Since you use LM7812, your Vcc should be 12V. The output of LM7812 could be lower than 12V if its input voltage goes below 13.5V (this happens when the mains voltage is relatively low). But Vcc doesn't increase above 12V (as you said once, to 15V) no matter how high the mains voltage is (though the IC, LM7812, may get very hot). Your Vcc=15V of yesterday made me confused
I suspect that something is not right, but what confuses me is that all three circuit works the same I think it could be over voltage that a may damage the components.When you do measurement to your circuit do you get the same values that I get?
Sorry, I was taking my dinner
To be honest, for such a simple circuit, there is no need to build it just to verify that it runs properly.

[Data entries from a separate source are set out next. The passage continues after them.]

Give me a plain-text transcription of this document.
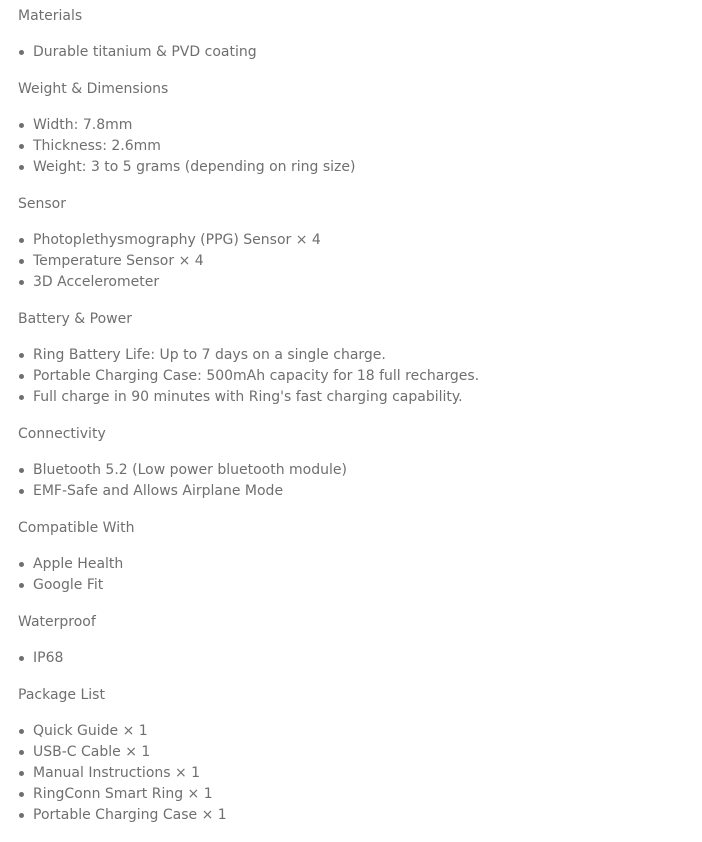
Materials
Durable titanium & PVD coating
Weight & Dimensions
Width: 7.8mm
Thickness: 2.6mm
Weight: 3 to 5 grams (depending on ring size)
Sensor
Photoplethysmography (PPG) Sensor × 4
Temperature Sensor × 4
3D Accelerometer
Battery & Power
Ring Battery Life: Up to 7 days on a single charge.
Portable Charging Case: 500mAh capacity for 18 full recharges.
Full charge in 90 minutes with Ring's fast charging capability.
Connectivity
Bluetooth 5.2 (Low power bluetooth module)
EMF-Safe and Allows Airplane Mode
Compatible With
Apple Health
Google Fit
Waterproof
IP68
Package List
Quick Guide × 1
USB-C Cable × 1
Manual Instructions × 1
RingConn Smart Ring × 1
Portable Charging Case × 1
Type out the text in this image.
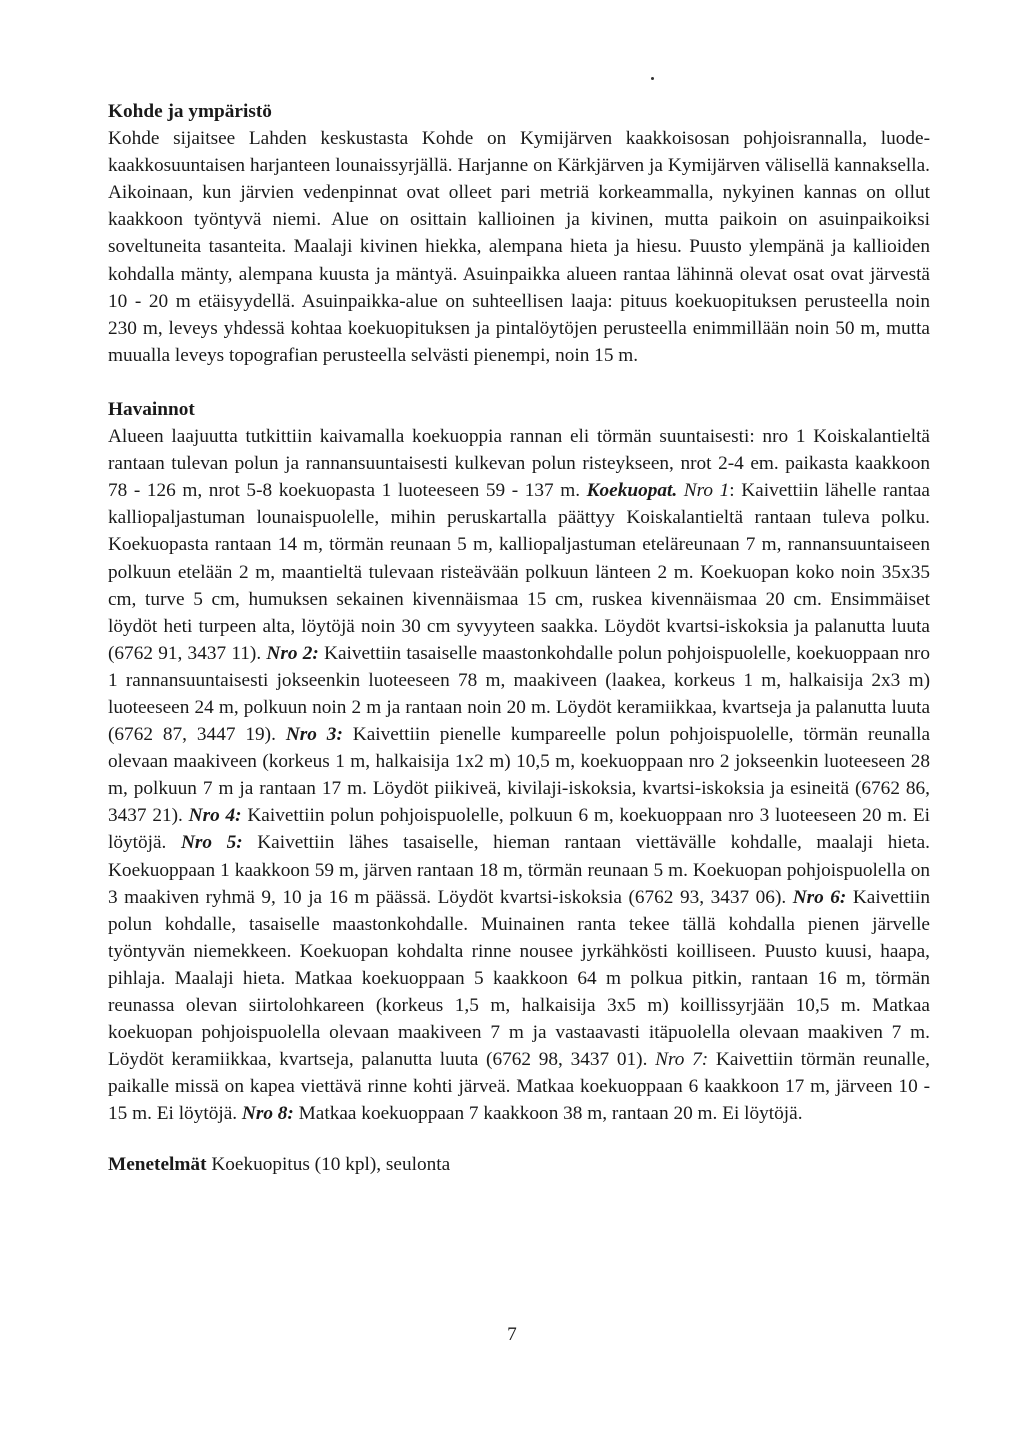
Kohde ja ympäristö

Kohde sijaitsee Lahden keskustasta Kohde on Kymijärven kaakkoisosan pohjoisrannalla, luode-kaakkosuuntaisen harjanteen lounaissyrjällä. Harjanne on Kärkjärven ja Kymijärven välisellä kannaksella. Aikoinaan, kun järvien vedenpinnat ovat olleet pari metriä korkeammalla, nykyinen kannas on ollut kaakkoon työntyvä niemi. Alue on osittain kallioinen ja kivinen, mutta paikoin on asuinpaikoiksi soveltuneita tasanteita. Maalaji kivinen hiekka, alempana hieta ja hiesu. Puusto ylempänä ja kallioiden kohdalla mänty, alempana kuusta ja mäntyä. Asuinpaikka alueen rantaa lähinnä olevat osat ovat järvestä 10 - 20 m etäisyydellä. Asuinpaikka-alue on suhteellisen laaja: pituus koekuopituksen perusteella noin 230 m, leveys yhdessä kohtaa koekuopituksen ja pintalöytöjen perusteella enimmillään noin 50 m, mutta muualla leveys topografian perusteella selvästi pienempi, noin 15 m.

Havainnot

Alueen laajuutta tutkittiin kaivamalla koekuoppia rannan eli törmän suuntaisesti: nro 1 Koiskalantieltä rantaan tulevan polun ja rannansuuntaisesti kulkevan polun risteykseen, nrot 2-4 em. paikasta kaakkoon 78 - 126 m, nrot 5-8 koekuopasta 1 luoteeseen 59 - 137 m. Koekuopat. Nro 1: Kaivettiin lähelle rantaa kalliopaljastuman lounaispuolelle, mihin peruskartalla päättyy Koiskalantieltä rantaan tuleva polku. Koekuopasta rantaan 14 m, törmän reunaan 5 m, kalliopaljastuman eteläreunaan 7 m, rannansuuntaiseen polkuun etelään 2 m, maantieltä tulevaan risteävään polkuun länteen 2 m. Koekuopan koko noin 35x35 cm, turve 5 cm, humuksen sekainen kivennäismaa 15 cm, ruskea kivennäismaa 20 cm. Ensimmäiset löydöt heti turpeen alta, löytöjä noin 30 cm syvyyteen saakka. Löydöt kvartsi-iskoksia ja palanutta luuta (6762 91, 3437 11). Nro 2: Kaivettiin tasaiselle maastonkohdalle polun pohjoispuolelle, koekuoppaan nro 1 rannansuuntaisesti jokseenkin luoteeseen 78 m, maakiveen (laakea, korkeus 1 m, halkaisija 2x3 m) luoteeseen 24 m, polkuun noin 2 m ja rantaan noin 20 m. Löydöt keramiikkaa, kvartseja ja palanutta luuta (6762 87, 3447 19). Nro 3: Kaivettiin pienelle kumpareelle polun pohjoispuolelle, törmän reunalla olevaan maakiveen (korkeus 1 m, halkaisija 1x2 m) 10,5 m, koekuoppaan nro 2 jokseenkin luoteeseen 28 m, polkuun 7 m ja rantaan 17 m. Löydöt piikiveä, kivilaji-iskoksia, kvartsi-iskoksia ja esineitä (6762 86, 3437 21). Nro 4: Kaivettiin polun pohjoispuolelle, polkuun 6 m, koekuoppaan nro 3 luoteeseen 20 m. Ei löytöjä. Nro 5: Kaivettiin lähes tasaiselle, hieman rantaan viettävälle kohdalle, maalaji hieta. Koekuoppaan 1 kaakkoon 59 m, järven rantaan 18 m, törmän reunaan 5 m. Koekuopan pohjoispuolella on 3 maakiven ryhmä 9, 10 ja 16 m päässä. Löydöt kvartsi-iskoksia (6762 93, 3437 06). Nro 6: Kaivettiin polun kohdalle, tasaiselle maastonkohdalle. Muinainen ranta tekee tällä kohdalla pienen järvelle työntyvän niemekkeen. Koekuopan kohdalta rinne nousee jyrkähkösti koilliseen. Puusto kuusi, haapa, pihlaja. Maalaji hieta. Matkaa koekuoppaan 5 kaakkoon 64 m polkua pitkin, rantaan 16 m, törmän reunassa olevan siirtolohkareen (korkeus 1,5 m, halkaisija 3x5 m) koillissyrjään 10,5 m. Matkaa koekuopan pohjoispuolella olevaan maakiveen 7 m ja vastaavasti itäpuolella olevaan maakiven 7 m. Löydöt keramiikkaa, kvartseja, palanutta luuta (6762 98, 3437 01). Nro 7: Kaivettiin törmän reunalle, paikalle missä on kapea viettävä rinne kohti järveä. Matkaa koekuoppaan 6 kaakkoon 17 m, järveen 10 - 15 m. Ei löytöjä. Nro 8: Matkaa koekuoppaan 7 kaakkoon 38 m, rantaan 20 m. Ei löytöjä.

Menetelmät Koekuopitus (10 kpl), seulonta

7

In this case a simulator is more than enough
But on your side, since you cannot check visually, using a scope, the voltages at every node on your real circuit to find out the cause of the failure, it may be very hard to be 100% sure of anything. Also the probes of a scope have usually 10M ohm as internal impedance while many multimeters loads the circuit with 1M only (do you know it of yours) and this may alter the voltages on some high impedance nodes on the circuit (mainly at the input pins of an opamp).
Could you have a good LM7812?
Did you measure its input DC voltage?
Is the ripple voltage on C1 (100uF) rather high? (you can measure it with the AC voltage tester).
In case your circuit is on a breadboard, is it difficult for you taking an image of it? Perhaps I can help you localise where it seems there might be something wrong.
As a first step, we should focus on U1 and let its ouput generate narrow positive pulses. As we know, in this case, its output voltage should be low (around 0.5 V).